Epigrams of Martial, Englished by Divers Hands, edited by J.P. Sullivan and Peter Whigham. Berkeley: The University of California Press. 599 pp. $58. Several things have kept Martial's epigrams from their natural modern readers - people who don't generally like poetry, but would love this shrewd, independent, honest, entertaining man. First, he wrote in Latin. Second, he wrote ``plain Latin'' in a licentious age.
``Epigrams of Martial, Englished by Divers Hands'' meets these conditions, and others. It's a fresh translation by various good modern poets (including experts in the epigram such as J.V. Cunningham, Peter Porter, and Raymond Oliver) and includes a representative selection of Martial's epigrams. Indeed, Martial as presented here strikes one as a happy answer to today's pretentiousness, moral and artistic.
Martial was a Spaniard, the son of Roman citizens and the beneficiary of a good Roman education. His ultimate sanity may remind you of Cervantes. His sanity was sorely tried when he first arrived in Rome. He got there at a bad moment. His fellow Spaniard Seneca, Emperor Nero's advisor, had committed suicide. Nero's court, so generous to artists, had collapsed. Though not exactly young (he was about 25 years old when he got there), Martial was patient. Under the Flavian Emperors Vespasian and Domitian (AD 69-79 and 81-96), he joined the equestrian order and had financial stability. He was a success.
Though he had to flatter his patrons in the process, and critics and readers without a tenth of Martial's grit fault him for it, Martial witnessed the transformation of Rome from the conqueror of the world to its capital. He witnessed - and celebrated in his first book of verse dated AD 80 - the opening of the Colosseum by emperor Titus. He is the Dickens of Rome, capital of the world.
As J.P. Sullivan says in his introduction, ``At the heart of Martial's work is a deep concern for hierarchical order - national, political, social, sexual, and moral. From this springs his concern for private and also public decorum, whether at table or in bed, in manners or in clothing, in relationships between equals, superiors, or inferiors, even in literary composition....''
This sense of Martial's concern for decorum takes us to the heart of Martial's more than 1,500 epigrams (a tenth of which are lewd by any standard). Published every year or so from AD 85, his books were favored by emperor and general reader alike. The 12 volumes create a vivid tableau of the capital of the world. Martial's art has the fresh, open-air objectivity of the bust of Vespasian illustrated on this page.
Indeed, once we get past the flattery and the obscenity, there's much to appreciate in Martial's art of the epigram. But even here there's a problem: Taken individually, Martial's poems lack bulk. Often only two lines long, they rarely go longer than a page. They don't look, don't sound, very important. Still, the epigram had been written by Greeks and Romans alike, and no one poet had left his seal on the genre, so it was ripe for Martial to make his name with it.
At its best, the epigram has the brevity, compactness, and directness of inscription - or a stiletto. Later, after Martial, the epigram proved a useful form to monks who only had the margins of books to doodle on when the muse struck.
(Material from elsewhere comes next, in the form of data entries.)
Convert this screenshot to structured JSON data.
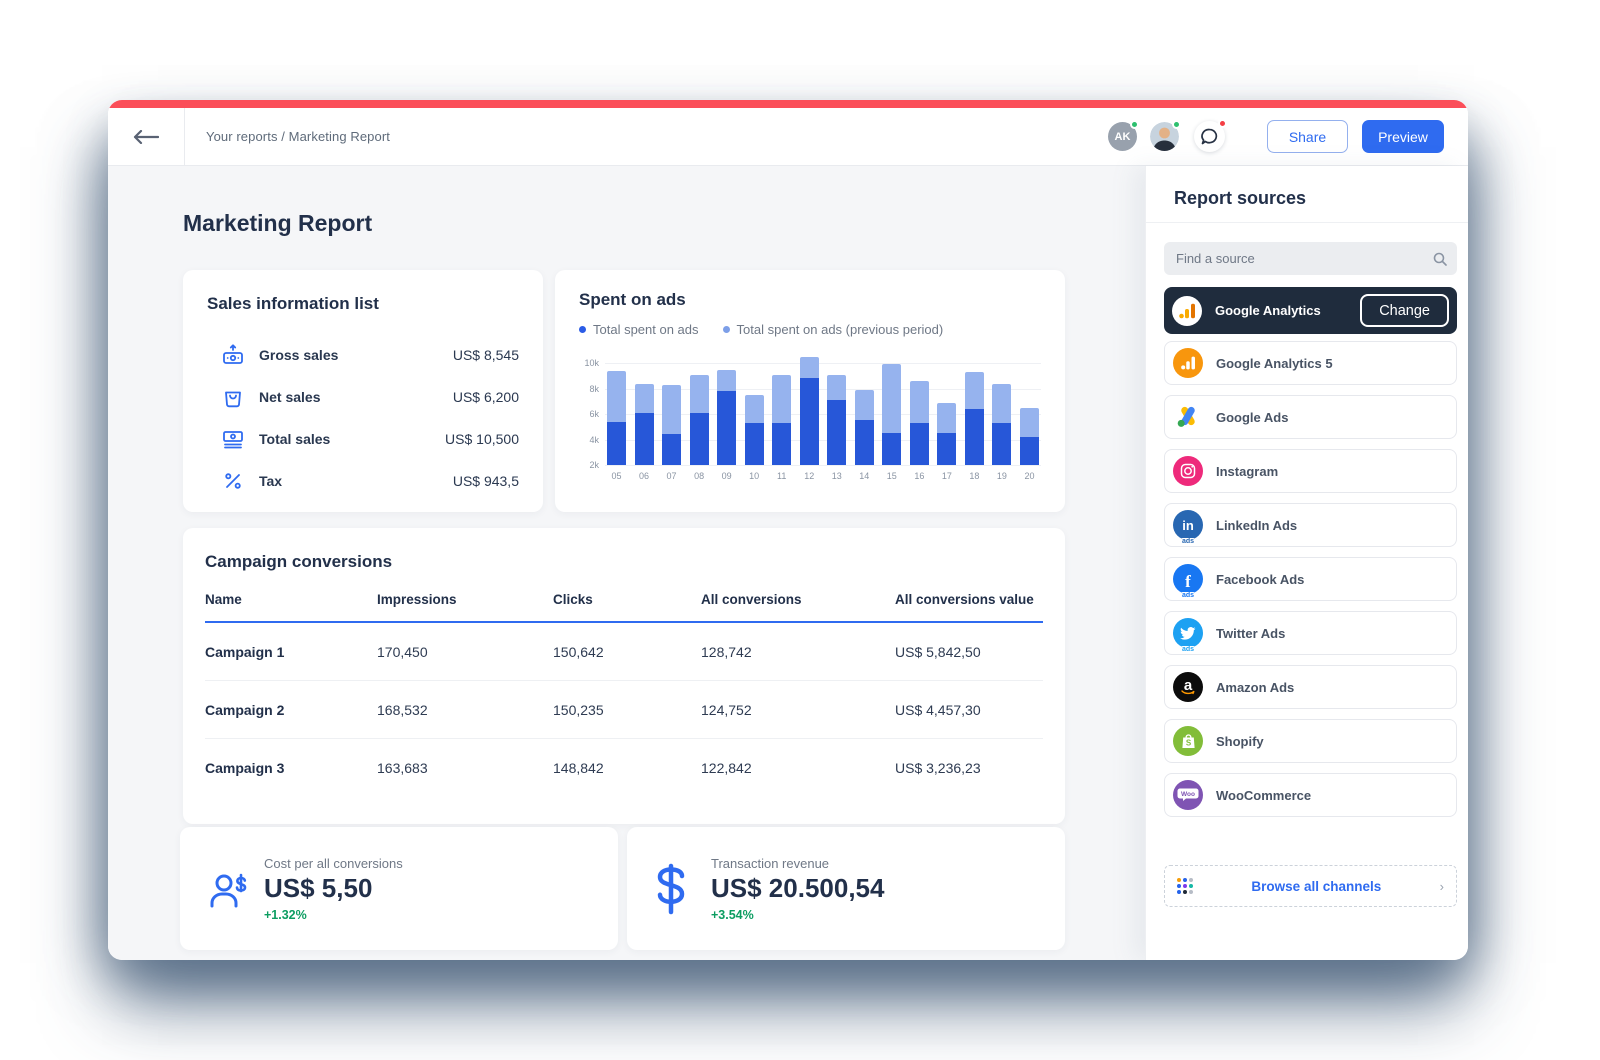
{
  "colors": {
    "accent": "#2f6bf0",
    "red_strip": "#fb4e59",
    "positive_green": "#0c9d61",
    "bar_current": "#2757d8",
    "bar_previous": "#96b3ee",
    "selected_source_bg": "#1f2c3d"
  },
  "topbar": {
    "breadcrumb": "Your reports / Marketing Report",
    "avatar_initials": "AK",
    "share_label": "Share",
    "preview_label": "Preview"
  },
  "report": {
    "title": "Marketing Report"
  },
  "sales_info": {
    "title": "Sales information list",
    "rows": [
      {
        "icon": "gross-sales-icon",
        "label": "Gross sales",
        "value": "US$ 8,545"
      },
      {
        "icon": "net-sales-icon",
        "label": "Net sales",
        "value": "US$ 6,200"
      },
      {
        "icon": "total-sales-icon",
        "label": "Total sales",
        "value": "US$ 10,500"
      },
      {
        "icon": "tax-icon",
        "label": "Tax",
        "value": "US$ 943,5"
      }
    ]
  },
  "spent_on_ads": {
    "title": "Spent on ads",
    "legend": [
      "Total spent on ads",
      "Total spent on ads (previous period)"
    ]
  },
  "chart_data": {
    "type": "bar",
    "stacked": true,
    "title": "Spent on ads",
    "categories": [
      "05",
      "06",
      "07",
      "08",
      "09",
      "10",
      "11",
      "12",
      "13",
      "14",
      "15",
      "16",
      "17",
      "18",
      "19",
      "20"
    ],
    "series": [
      {
        "name": "Total spent on ads",
        "color": "#2757d8",
        "values": [
          5400,
          6100,
          4400,
          6100,
          7800,
          5300,
          5300,
          8800,
          7100,
          5500,
          4500,
          5300,
          4500,
          6400,
          5300,
          4200
        ]
      },
      {
        "name": "Total spent on ads (previous period)",
        "color": "#96b3ee",
        "stacked_increment": true,
        "values": [
          4000,
          2300,
          3900,
          3000,
          1700,
          2200,
          3800,
          1700,
          2000,
          2400,
          5400,
          3300,
          2400,
          2900,
          3100,
          2300
        ]
      }
    ],
    "yticks": [
      2000,
      4000,
      6000,
      8000,
      10000
    ],
    "ytick_labels": [
      "2k",
      "4k",
      "6k",
      "8k",
      "10k"
    ],
    "ymin": 2000,
    "ymax": 10800,
    "grid": true,
    "legend_position": "top"
  },
  "campaign_table": {
    "title": "Campaign conversions",
    "headers": [
      "Name",
      "Impressions",
      "Clicks",
      "All conversions",
      "All conversions value"
    ],
    "rows": [
      [
        "Campaign 1",
        "170,450",
        "150,642",
        "128,742",
        "US$ 5,842,50"
      ],
      [
        "Campaign 2",
        "168,532",
        "150,235",
        "124,752",
        "US$ 4,457,30"
      ],
      [
        "Campaign 3",
        "163,683",
        "148,842",
        "122,842",
        "US$ 3,236,23"
      ]
    ]
  },
  "stats": [
    {
      "icon": "cost-per-conversion-icon",
      "label": "Cost per all conversions",
      "value": "US$ 5,50",
      "change": "+1.32%"
    },
    {
      "icon": "dollar-icon",
      "label": "Transaction revenue",
      "value": "US$ 20.500,54",
      "change": "+3.54%"
    }
  ],
  "sources": {
    "title": "Report sources",
    "search_placeholder": "Find a source",
    "selected": {
      "name": "Google Analytics",
      "action_label": "Change"
    },
    "items": [
      "Google Analytics 5",
      "Google Ads",
      "Instagram",
      "LinkedIn Ads",
      "Facebook Ads",
      "Twitter Ads",
      "Amazon Ads",
      "Shopify",
      "WooCommerce"
    ],
    "browse_label": "Browse all channels"
  }
}
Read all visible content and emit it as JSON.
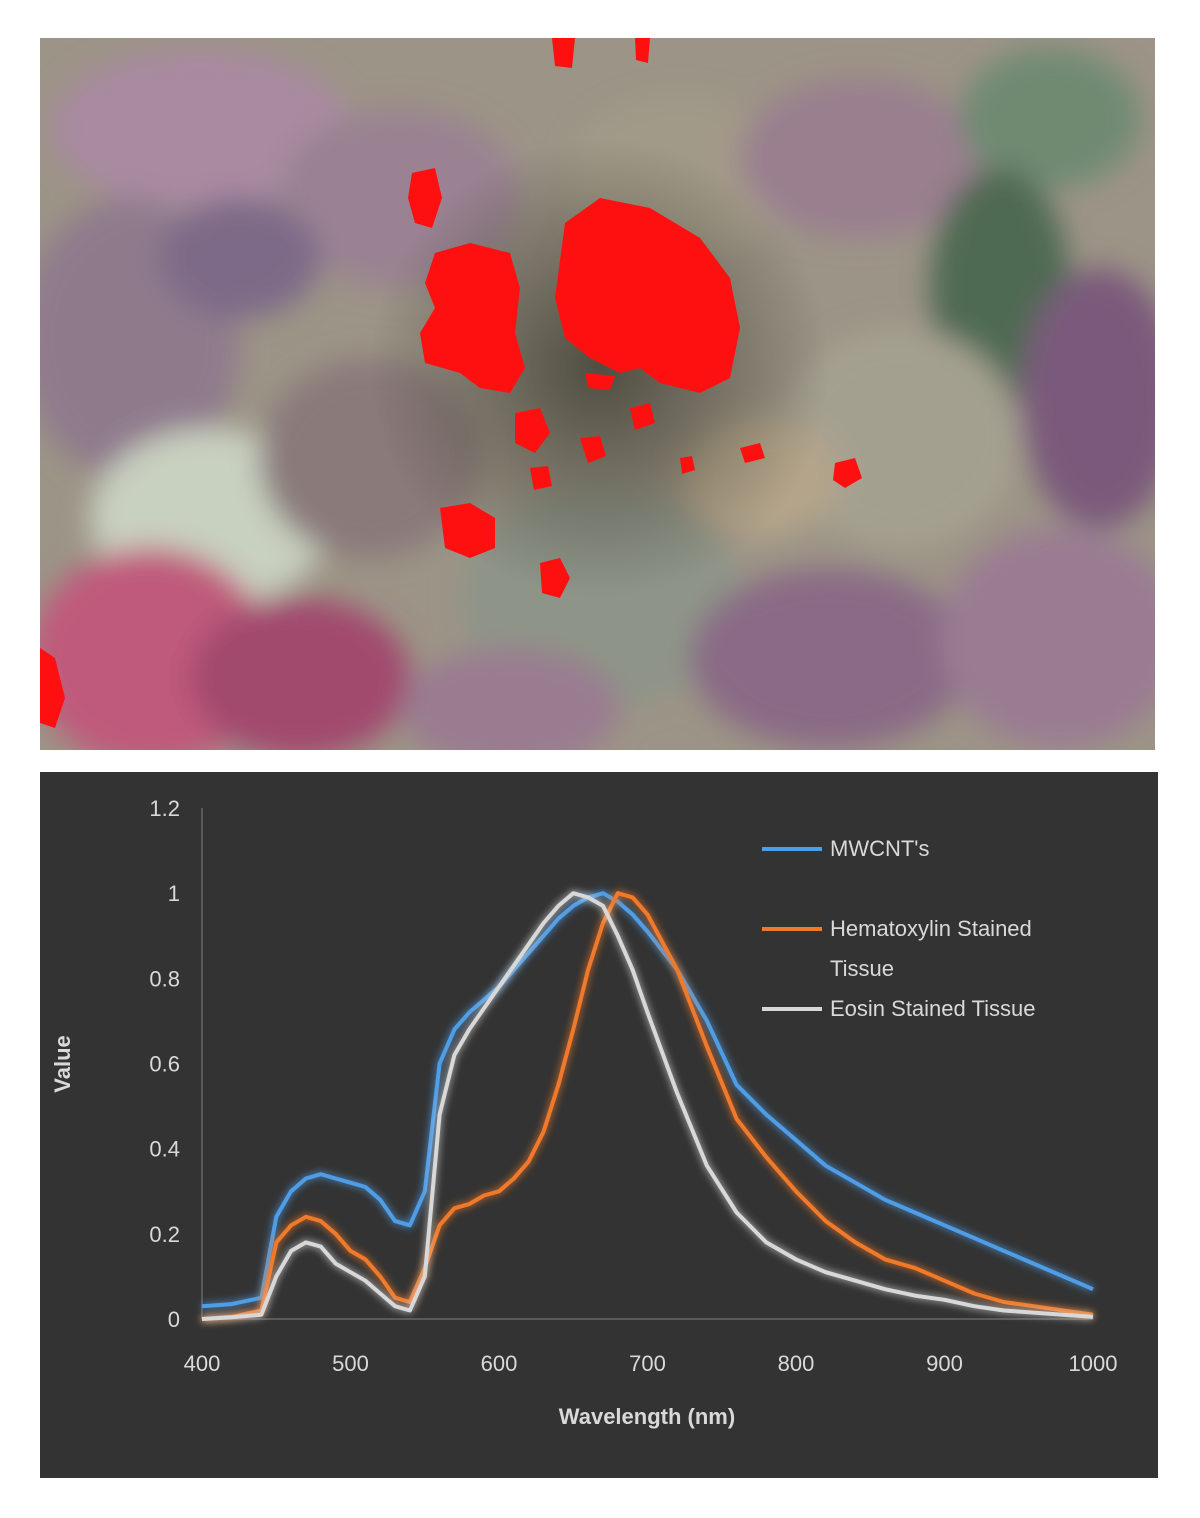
{
  "micrograph": {
    "description_icon": "tissue-micrograph-with-red-mwcnt-overlay",
    "colors": {
      "overlay": "#ff1a1a",
      "tissue_pink": "#b98aa0",
      "tissue_purple": "#7d5a8a",
      "tissue_green": "#8fa38e"
    }
  },
  "chart_data": {
    "type": "line",
    "title": "",
    "xlabel": "Wavelength (nm)",
    "ylabel": "Value",
    "xlim": [
      400,
      1000
    ],
    "ylim": [
      0,
      1.2
    ],
    "x_ticks": [
      "400",
      "500",
      "600",
      "700",
      "800",
      "900",
      "1000"
    ],
    "y_ticks": [
      "0",
      "0.2",
      "0.4",
      "0.6",
      "0.8",
      "1",
      "1.2"
    ],
    "grid": false,
    "legend_position": "top-right",
    "series": [
      {
        "name": "MWCNT's",
        "color": "#4f9de6",
        "x": [
          400,
          420,
          440,
          450,
          460,
          470,
          480,
          490,
          500,
          510,
          520,
          530,
          540,
          550,
          560,
          570,
          580,
          590,
          600,
          610,
          620,
          630,
          640,
          650,
          660,
          670,
          680,
          690,
          700,
          720,
          740,
          760,
          780,
          800,
          820,
          840,
          860,
          880,
          900,
          920,
          940,
          960,
          980,
          1000
        ],
        "y": [
          0.03,
          0.035,
          0.05,
          0.24,
          0.3,
          0.33,
          0.34,
          0.33,
          0.32,
          0.31,
          0.28,
          0.23,
          0.22,
          0.3,
          0.6,
          0.68,
          0.72,
          0.75,
          0.78,
          0.82,
          0.86,
          0.9,
          0.94,
          0.97,
          0.99,
          1.0,
          0.98,
          0.95,
          0.91,
          0.82,
          0.7,
          0.55,
          0.48,
          0.42,
          0.36,
          0.32,
          0.28,
          0.25,
          0.22,
          0.19,
          0.16,
          0.13,
          0.1,
          0.07
        ]
      },
      {
        "name": "Hematoxylin Stained Tissue",
        "color": "#f07a2a",
        "x": [
          400,
          420,
          440,
          450,
          460,
          470,
          480,
          490,
          500,
          510,
          520,
          530,
          540,
          550,
          560,
          570,
          580,
          590,
          600,
          610,
          620,
          630,
          640,
          650,
          660,
          670,
          680,
          690,
          700,
          720,
          740,
          760,
          780,
          800,
          820,
          840,
          860,
          880,
          900,
          920,
          940,
          960,
          980,
          1000
        ],
        "y": [
          0.0,
          0.005,
          0.02,
          0.18,
          0.22,
          0.24,
          0.23,
          0.2,
          0.16,
          0.14,
          0.1,
          0.05,
          0.04,
          0.12,
          0.22,
          0.26,
          0.27,
          0.29,
          0.3,
          0.33,
          0.37,
          0.44,
          0.55,
          0.68,
          0.82,
          0.93,
          1.0,
          0.99,
          0.95,
          0.82,
          0.64,
          0.47,
          0.38,
          0.3,
          0.23,
          0.18,
          0.14,
          0.12,
          0.09,
          0.06,
          0.04,
          0.03,
          0.02,
          0.01
        ]
      },
      {
        "name": "Eosin Stained Tissue",
        "color": "#d8d8d8",
        "x": [
          400,
          420,
          440,
          450,
          460,
          470,
          480,
          490,
          500,
          510,
          520,
          530,
          540,
          550,
          560,
          570,
          580,
          590,
          600,
          610,
          620,
          630,
          640,
          650,
          660,
          670,
          680,
          690,
          700,
          720,
          740,
          760,
          780,
          800,
          820,
          840,
          860,
          880,
          900,
          920,
          940,
          960,
          980,
          1000
        ],
        "y": [
          0.0,
          0.004,
          0.01,
          0.1,
          0.16,
          0.18,
          0.17,
          0.13,
          0.11,
          0.09,
          0.06,
          0.03,
          0.02,
          0.1,
          0.48,
          0.62,
          0.68,
          0.73,
          0.78,
          0.83,
          0.88,
          0.93,
          0.97,
          1.0,
          0.99,
          0.97,
          0.9,
          0.82,
          0.72,
          0.53,
          0.36,
          0.25,
          0.18,
          0.14,
          0.11,
          0.09,
          0.07,
          0.055,
          0.045,
          0.03,
          0.02,
          0.015,
          0.01,
          0.005
        ]
      }
    ],
    "legend": [
      {
        "lines": [
          "MWCNT's"
        ],
        "color": "#4f9de6"
      },
      {
        "lines": [
          "Hematoxylin Stained",
          "Tissue"
        ],
        "color": "#f07a2a"
      },
      {
        "lines": [
          "Eosin Stained Tissue"
        ],
        "color": "#d8d8d8"
      }
    ]
  }
}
The epigram heralded the renaissance of interest in all things Greek and Roman, and was favored by Thomas More, John Donne, Ben Jonson, and, above all, Robert Herrick. Later, Dryden and Pope turned the inner form of the epigram into a major civilizing force.
Perhaps Martial is still the best because Martial had the best subject - Rome. To read one's way into Martial's epigrams is to lose oneself in Rome. It's a scary, an amusing, a wonderful place - and nothing if not varied. A deftly polite attack on a certain voluptuary may be followed by nostalgic lines on Vesuvius (it had erupted in AD 79): ``yesterday green with shady vines/... All lies sunk in flames and bleak ash.'' Glimpses of schoolmasters, suitors, poetasters, gluttons, whores, builders, critics, doctors, yield to exhortations to live today, to a portrait of a country house with its garden, or to an ode-like epigram to the river Rhine, bidding it return Emperor Trajan home safely.
Martial's attempts to ingratiate himself with Domitian's successors - like Trajan - met with little success. He returned to Spain. In the preface to his 12th book, he regrets the loss of his audience, and asks his friend Priscus to critique his ``trivial efforts,'' (his nugae, which is Martial's customary modest and sometimes ironic way of referring to his poems), so that he won't be sending to Rome ``a volume not so much written in Spain as written in Spanish.''
Martial's nugae have been read ever since - in Spain, Rome, everywhere. They are exemplary short poems. Martial traded in Greek and Roman myths and the lyrical point of view for the journalist's telling detail and the honest plain man's attitude toward the street and the larger world beyond. He told his contemporaries that his epigrams ``taste of man.'' They still do.
With this volume - a fine piece of book craft, Latin on facing pages, sage and spirited introductions to Martial, his poetry, and the art of translating, and an appendix of older translations that should not be forgotten - Martial will reach a whole new market, which is still what it's all about.
Thomas D'Evelyn is the Monitor's book editor.